Tuesday, March 5, 2013

Green City Diaries: Shear innovation, part 2

(originally published 3/5/13 in Model D)

When we started our conversation last week about sustainable stylists in Detroit, I mentioned that Sebastian Jackson of the Social Club Grooming Company is considering several interrelated areas for improvement over time. One is the toxicity of the products he uses and sells. "There are real health benefits to this industry," he says, "but also the potential to do real harm. I don't want to hurt my clients."

Jen Willemsen concurs. She owns Curl Up & Dye, a non-toxic salon in the Cass Corridor, about a mile down the street from The Social Club. When she opened the business four years ago, she used and sold standard, high quality beauty products, without giving much thought to the potentially harmful effects they could have on her customers, her employees, and the environment. "Providing non-toxic products and thinking about sustainability were never goals when I started this business," she says. "Honestly, it's the last thing I ever thought I would take on. But at this point, I can't go back."

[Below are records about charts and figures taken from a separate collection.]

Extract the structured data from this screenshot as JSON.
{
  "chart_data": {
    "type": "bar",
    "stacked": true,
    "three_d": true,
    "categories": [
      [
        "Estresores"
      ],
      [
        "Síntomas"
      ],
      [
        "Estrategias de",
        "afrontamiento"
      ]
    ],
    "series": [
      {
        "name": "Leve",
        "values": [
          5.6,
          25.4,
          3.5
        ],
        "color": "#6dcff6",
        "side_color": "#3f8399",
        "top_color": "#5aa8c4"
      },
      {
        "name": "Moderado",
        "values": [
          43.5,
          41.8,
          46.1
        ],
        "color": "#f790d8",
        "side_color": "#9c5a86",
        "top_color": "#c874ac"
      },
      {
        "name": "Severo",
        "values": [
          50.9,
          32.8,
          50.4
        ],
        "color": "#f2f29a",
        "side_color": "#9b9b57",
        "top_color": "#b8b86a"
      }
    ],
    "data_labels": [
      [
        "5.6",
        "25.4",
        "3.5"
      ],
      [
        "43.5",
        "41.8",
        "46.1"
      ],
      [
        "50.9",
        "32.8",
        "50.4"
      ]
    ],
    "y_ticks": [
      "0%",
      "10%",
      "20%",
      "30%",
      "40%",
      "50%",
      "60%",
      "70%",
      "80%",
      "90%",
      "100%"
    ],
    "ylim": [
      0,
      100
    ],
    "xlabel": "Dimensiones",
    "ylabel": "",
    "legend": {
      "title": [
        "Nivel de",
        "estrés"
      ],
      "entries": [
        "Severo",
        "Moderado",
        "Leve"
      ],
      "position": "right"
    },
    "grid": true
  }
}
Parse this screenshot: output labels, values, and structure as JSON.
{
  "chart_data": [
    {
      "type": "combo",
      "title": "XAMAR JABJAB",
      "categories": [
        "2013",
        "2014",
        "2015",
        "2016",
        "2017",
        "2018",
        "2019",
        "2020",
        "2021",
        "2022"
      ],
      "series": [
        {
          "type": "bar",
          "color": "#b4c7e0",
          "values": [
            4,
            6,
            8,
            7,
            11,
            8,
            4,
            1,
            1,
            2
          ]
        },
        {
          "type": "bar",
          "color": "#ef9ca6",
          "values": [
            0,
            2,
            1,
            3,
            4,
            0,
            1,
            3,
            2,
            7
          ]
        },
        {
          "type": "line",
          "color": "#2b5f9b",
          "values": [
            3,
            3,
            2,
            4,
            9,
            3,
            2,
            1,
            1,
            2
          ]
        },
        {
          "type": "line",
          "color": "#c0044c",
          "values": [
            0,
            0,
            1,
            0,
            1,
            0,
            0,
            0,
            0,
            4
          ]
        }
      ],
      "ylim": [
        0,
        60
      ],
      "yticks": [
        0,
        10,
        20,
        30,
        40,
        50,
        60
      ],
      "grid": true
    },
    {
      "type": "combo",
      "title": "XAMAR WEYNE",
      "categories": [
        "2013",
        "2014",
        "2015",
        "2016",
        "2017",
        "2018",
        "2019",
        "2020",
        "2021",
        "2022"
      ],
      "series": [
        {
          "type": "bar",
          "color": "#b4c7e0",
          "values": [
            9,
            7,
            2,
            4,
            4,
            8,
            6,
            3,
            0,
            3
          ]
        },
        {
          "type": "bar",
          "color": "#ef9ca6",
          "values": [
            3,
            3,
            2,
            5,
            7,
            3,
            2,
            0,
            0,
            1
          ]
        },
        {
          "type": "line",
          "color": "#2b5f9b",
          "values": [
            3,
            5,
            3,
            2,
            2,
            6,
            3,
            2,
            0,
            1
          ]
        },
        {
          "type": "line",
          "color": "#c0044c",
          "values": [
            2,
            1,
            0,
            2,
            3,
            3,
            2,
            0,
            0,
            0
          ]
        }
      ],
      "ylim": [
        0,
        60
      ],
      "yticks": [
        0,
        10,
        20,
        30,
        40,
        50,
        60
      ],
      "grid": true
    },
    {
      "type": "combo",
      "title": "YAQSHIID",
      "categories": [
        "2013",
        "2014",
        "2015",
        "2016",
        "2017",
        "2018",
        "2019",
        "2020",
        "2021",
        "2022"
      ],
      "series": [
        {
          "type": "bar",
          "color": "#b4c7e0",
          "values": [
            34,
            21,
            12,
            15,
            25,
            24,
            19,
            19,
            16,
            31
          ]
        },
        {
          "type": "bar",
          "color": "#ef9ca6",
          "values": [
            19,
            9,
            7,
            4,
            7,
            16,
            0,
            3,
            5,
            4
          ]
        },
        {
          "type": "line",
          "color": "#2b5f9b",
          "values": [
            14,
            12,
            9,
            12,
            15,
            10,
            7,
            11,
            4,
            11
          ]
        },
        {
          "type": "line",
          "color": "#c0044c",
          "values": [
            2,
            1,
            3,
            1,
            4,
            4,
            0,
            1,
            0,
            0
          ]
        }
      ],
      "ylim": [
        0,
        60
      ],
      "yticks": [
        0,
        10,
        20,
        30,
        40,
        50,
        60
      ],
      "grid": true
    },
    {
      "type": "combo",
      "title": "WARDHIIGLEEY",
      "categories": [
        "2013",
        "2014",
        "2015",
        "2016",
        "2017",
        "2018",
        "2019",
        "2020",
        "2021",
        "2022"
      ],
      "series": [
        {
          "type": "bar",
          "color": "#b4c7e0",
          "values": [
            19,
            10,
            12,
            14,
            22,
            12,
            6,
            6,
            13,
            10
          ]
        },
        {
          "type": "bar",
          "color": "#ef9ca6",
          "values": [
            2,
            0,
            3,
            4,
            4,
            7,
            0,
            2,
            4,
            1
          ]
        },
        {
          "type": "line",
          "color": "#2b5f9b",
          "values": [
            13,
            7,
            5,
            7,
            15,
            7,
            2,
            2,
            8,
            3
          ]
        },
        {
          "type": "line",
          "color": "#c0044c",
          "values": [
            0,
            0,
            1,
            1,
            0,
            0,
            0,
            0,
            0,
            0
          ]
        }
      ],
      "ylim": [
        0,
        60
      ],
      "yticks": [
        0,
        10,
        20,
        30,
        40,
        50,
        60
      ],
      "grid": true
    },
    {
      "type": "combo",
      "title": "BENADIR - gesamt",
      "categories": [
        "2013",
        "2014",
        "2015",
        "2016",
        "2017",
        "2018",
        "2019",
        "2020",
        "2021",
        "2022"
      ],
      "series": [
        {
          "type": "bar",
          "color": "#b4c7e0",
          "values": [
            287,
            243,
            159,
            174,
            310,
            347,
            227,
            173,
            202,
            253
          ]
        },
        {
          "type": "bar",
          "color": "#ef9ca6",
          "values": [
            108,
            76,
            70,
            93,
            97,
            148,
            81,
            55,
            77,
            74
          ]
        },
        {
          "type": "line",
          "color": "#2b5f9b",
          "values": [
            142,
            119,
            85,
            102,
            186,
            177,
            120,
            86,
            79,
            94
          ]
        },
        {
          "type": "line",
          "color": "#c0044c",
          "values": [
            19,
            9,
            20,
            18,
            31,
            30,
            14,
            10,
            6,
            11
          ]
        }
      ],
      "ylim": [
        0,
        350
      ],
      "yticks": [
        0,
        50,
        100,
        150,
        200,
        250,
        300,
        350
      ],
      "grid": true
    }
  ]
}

Jen started thinking seriously about cosmetics ingredients after some of her vegan customers asked her to provide professional quality products that weren't tested on animals. For the first time, she started really paying attention to the labels on the products she used every day. She started investigating the ingredients she found listed there: ("chemicals," as she puts it, "with repercussions"), and her research led her to some disturbing insights into the beauty industry.